Les Mystères d'Éleusis, peut-être sous l'influence de l'orphisme, deviendront une religion de salut. Le mystère central était celui de la mort et de la résurrection, symbolisé par la décomposition de la graine dans la terre et sa réapparition sous la forme d'un être vivant qui s'élève vers la lumière.
Origine mythologique du culte

Selon la mythologie grecque, Perséphone, fille de Zeus et de Déméter, fut enlevée par Hadès pour être son épouse et la reine des Enfers. Les cultures cessèrent de croître dans les champs alors que Déméter parcourait le monde à la recherche de sa fille. Un jour, alors qu'elle errait sur les terres de Grèce sous les traits d'une vieille mendiante, elle entra dans la cité d'Éleusis et demanda l'hospitalité. Les citoyens l'accueillirent avec une grande générosité et, en reconnaissance, la déesse dévoila sa véritable identité et récompensa ses bienfaiteurs : elle leur dévoila ses mystères et la maîtrise de l'agriculture. Par la suite, Déméter retrouva sa fille mais elle ne put être entièrement libérée des Enfers, puisqu'elle avait mangé sept pépins d’une grenade (fruit associé au mariage) offerte par Hadès.
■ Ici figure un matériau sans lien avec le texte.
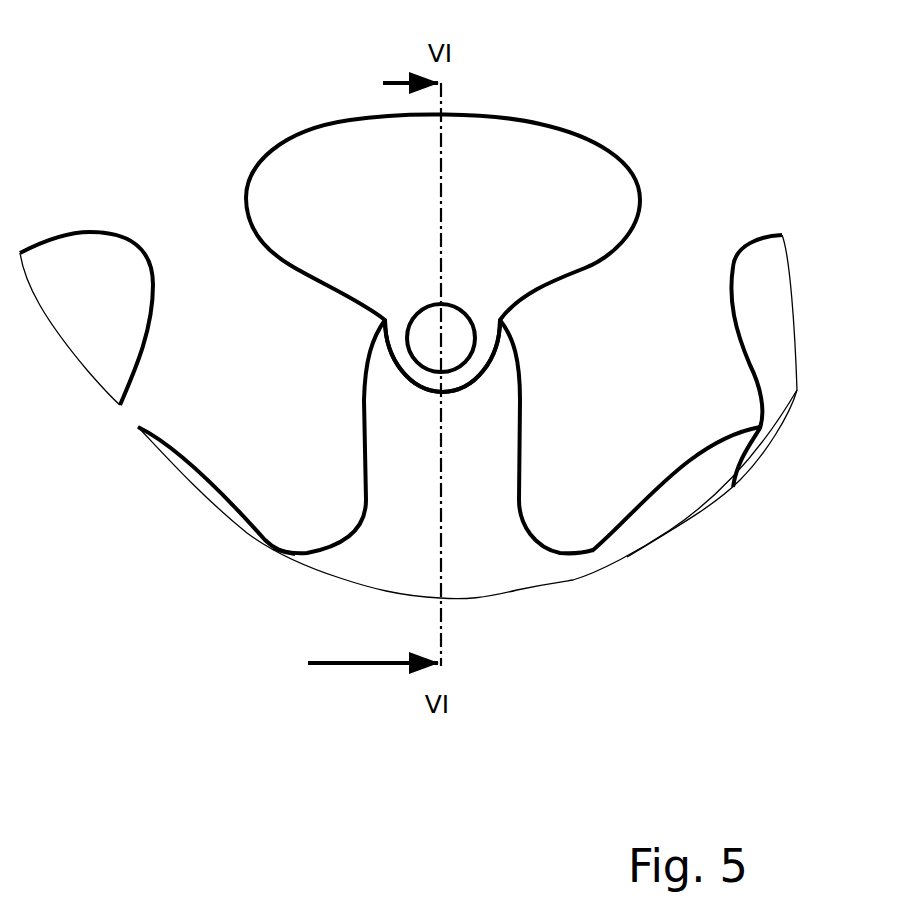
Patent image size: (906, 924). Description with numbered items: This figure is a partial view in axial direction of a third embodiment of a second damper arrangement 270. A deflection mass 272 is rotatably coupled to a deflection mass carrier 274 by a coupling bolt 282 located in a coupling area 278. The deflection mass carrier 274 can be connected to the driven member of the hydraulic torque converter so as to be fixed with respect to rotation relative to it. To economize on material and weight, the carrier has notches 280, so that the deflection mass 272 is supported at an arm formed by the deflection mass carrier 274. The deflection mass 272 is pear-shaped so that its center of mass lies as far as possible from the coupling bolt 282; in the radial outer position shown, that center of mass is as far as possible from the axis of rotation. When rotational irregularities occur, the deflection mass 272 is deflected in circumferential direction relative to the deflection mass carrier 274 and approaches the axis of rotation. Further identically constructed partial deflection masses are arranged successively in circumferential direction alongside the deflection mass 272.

The second damper arrangement 270 is at (255, 593).
The deflection mass 272 is at (118, 287).
The deflection mass carrier 274 is at (498, 550).
The coupling area 278 is at (531, 312).
The notches 280 is at (245, 436).
The coupling bolt 282 is at (428, 334).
Ceux qui mangent la nourriture des morts ne peuvent retourner chez les vivants. Zeus décréta toutefois que Perséphone passerait huit mois de l'année sur terre durant la saison des cultures avec sa mère et le reste de l'année, pendant l'hiver, en compagnie d'Hadès.

L'initiation aux Mystères
Les Petits Mystères se déroulent principalement sous la forme de rites de purification dans les eaux du fleuve. C’est au cours des Petits Mystères que débutait l’instruction des candidats à l’initiation. Ces derniers, à la fin des cérémonies, prenaient le nom de mystes, c’est-à-dire des « initiés ».
 
Les Grands Mystères duraient une dizaine de jours, d’après la durée de l’errance de Déméter à la recherche de sa fille. En septembre, on préparait « les éleusinies », cérémonies préliminaires qui se déroulaient à l’extérieur sous forme de pèlerinage qui imite la recherche de Perséphone par Déméter avec plusieurs étapes finissant au flambeau (partie exotérique).
Ils débutaient par le départ d’une procession de jeunes hommes, les éphèbes, se rendant d’Athènes jusqu’à Éleusis pour y chercher les hiéras, des reliques sacrées. Celles-ci étaient ensuite rapportées voilées jusqu’à Athènes, où elles étaient déposées dans le sanctuaire de l’Éleusinion, à la base de l’Acropole.

Les cérémonies se poursuivaient pour les mystes par un bain purificateur dans la mer, où était également plongé un porcelet qui était ensuite sacrifié. Une période de jeûne s’écoulait avant que la procession suive la statue d'Iacchos en direction d’Éleusis le long de la route sacrée. À Éleusis se déroulaient des célébrations de Déméter et Perséphone et des sacrifices en leur honneur.
Après avoir rompu le jeûne en consommant le kykéôn (nourriture à base de blé), le rite secret d’initiation avait lieu dans le télestérion. Les mystes vivaient symboliquement une mort symbolique et la résurrection grâce au savoir secret de Perséphone. Ils recevaient des révélations des initiés et accédaient au salut et à la vie après la mort (Partie ésotérique).
Les Mystères étaient ouverts à tous, riches comme pauvres, hommes libres comme esclaves, hommes comme femmes. La plupart des empereurs romains se sont d'ailleurs fait initier à ces Mystères.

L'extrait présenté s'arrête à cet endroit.